Author(s):Olegario, Rowena
Reviewer(s):Wright, Robert E.

Published by EH.Net (February 2016)

Rowena Olegario, The Engine of Enterprise: Credit in America. Cambridge: Harvard University Press, 2016. v + 301 pp. $40 (cloth), ISBN: 978-0-674-05114-0.

Reviewed for EH.Net by Robert E. Wright, Thomas Willing Institute, Augustana University.
Rest assured that I did not judge this book by its cover, ugly as the 1940 GMAC advertisement the book designer chose to use appears to my eye. But try as I might, I could not find an appropriate audience for this (perhaps overly) ambitious undertaking after perusing it for several days. There is no preface to help readers to understand the author’s goals or the book’s purpose and the introduction launches directly into the content.

As its title suggests, the thesis of The Engine of Enterprise is that “the United States was built on credit” (p. 1) or, with more nuance, “despite problems with credit that were at times severe, and which Americans have never fully solved, credit has been the invigorating principle that turned potential wealth into national prosperity” (p. 226) (my emphases). The proof comes in the form of five narrative chapters covering the colonial and early national (Chapter 1: “The Foundations of Credit in the New Republic”), antebellum (Chapter 2: “Credit, Enterprise, and Risk in the Antebellum Era”), postbellum (Chapter 3: “Credit in the Reconstructed Nation”), interwar and postwar (Chapter 4: “A Nation of Consumers and Homeowners”), and late twentieth century (Chapter 5: “The Erosion of Credit Standards”) periods, plus a brief postscript (“Creative and Destructive Credit”) on the causes and consequences of the Panic of 2008. The chapters do not follow a cookie cutter format but many cover the same topics, e.g., consumer credit, business credit, bankruptcy, and so forth.

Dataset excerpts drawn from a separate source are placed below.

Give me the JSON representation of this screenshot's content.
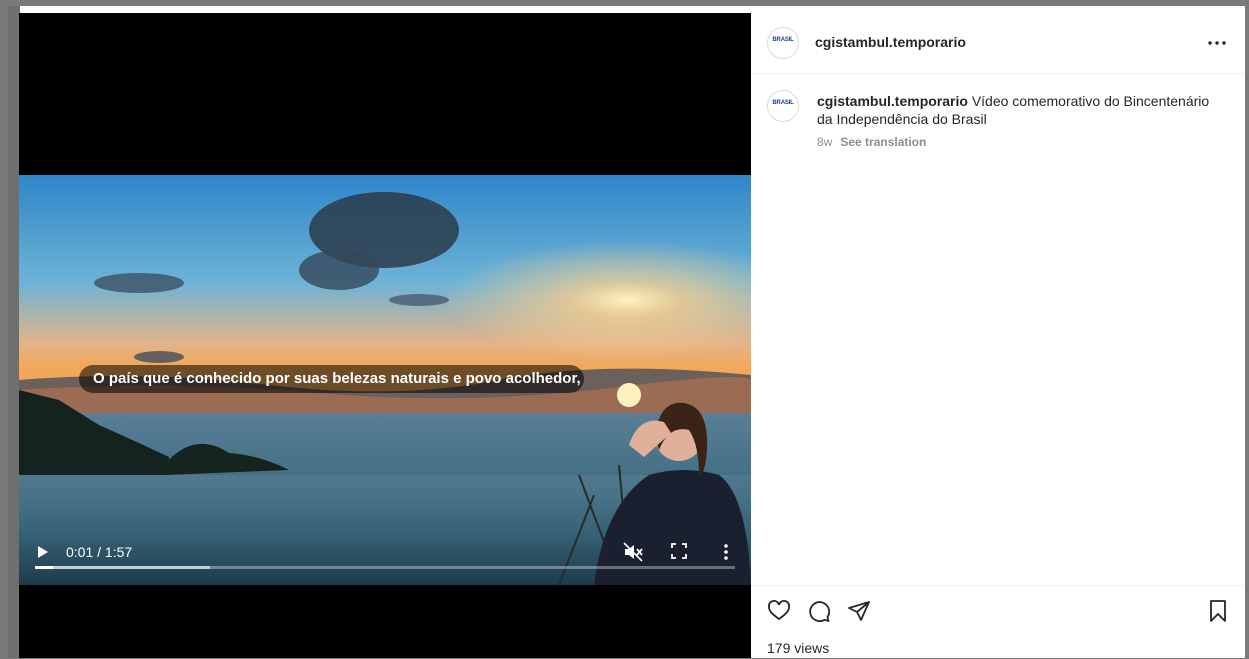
{
  "video": {
    "subtitle": "O país que é conhecido por suas belezas naturais e povo acolhedor,",
    "time": "0:01 / 1:57",
    "progress": 0.025,
    "buffered": 0.25
  },
  "post": {
    "author": "cgistambul.temporario",
    "avatar_text": "BRASIL",
    "caption_user": "cgistambul.temporario",
    "caption_text": "Vídeo comemorativo do Bincentenário da Independência do Brasil",
    "age": "8w",
    "see_translation": "See translation",
    "views": "179 views"
  },
  "colors": {
    "accent": "#262626",
    "muted": "#8e8e8e",
    "border": "#efefef"
  },
  "icons": [
    "play-icon",
    "mute-icon",
    "fullscreen-icon",
    "more-vertical-icon",
    "more-horizontal-icon",
    "heart-icon",
    "comment-icon",
    "share-icon",
    "bookmark-icon"
  ]
}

While narrative descriptions of the evolution of different types of credit abound, the book does not show the primal importance of credit in statistically rigorous (e.g., Rousseau and Sylla 2005) or internationally comparative (e.g., Beck, Demirguc-Kunt, Levine 2007) ways, or even cite the finance-led growth literature (see Levine 2005 for a review). Moreover, the finance-led growth hypothesis was tempered by studies (e.g., Martin 2010; Wright 2008) that showed that financial development is just one of a series of growth-inducing economic changes that begin with secure human rights and end with improvements in physical and human capital that drive productivity gains. Because microfinance failed to spur growth in anarchic or dictatorial states, few continue to baldly assert the primacy of finance, let alone just its credit component. Alexander Hamilton had it exactly right when he argued that credit “was among the principal engines of useful enterprise” (p. 4) (my emphasis), i.e., that credit is a necessary but not a sufficient cause of economic growth. It is the fuel injection system, in other words, not the entire engine.

The book is unlikely to appeal to other specialists, either, as it is not based on new or extensive archival research or even novel interpretations of printed primary sources. As a senior research fellow at Said School of Business, author Rowena Olegario lives thousands of miles from scores of archival U.S. bank records that range from underutilized to completely untouched (for a partial list, see New Bedford Whaling Museum 2011), but one would think that Oxford University could afford to pay for the filming of, and/or travel to, at least one set of U.S. banking records. Moreover, although Olegario occasionally alludes to the theory of asymmetric information, the book is largely devoid of pertinent economic theories. So in her narrative, the early economy was “vulnerable to external shocks” (p. 24) due to unregulated banks and banknotes rather than the nation’s solution to the Trilemma or Impossible Trinity, a bimetallic standard demanding free international capital flows and fixed exchange rates in lieu of a central bank with significant monetary policy discretion.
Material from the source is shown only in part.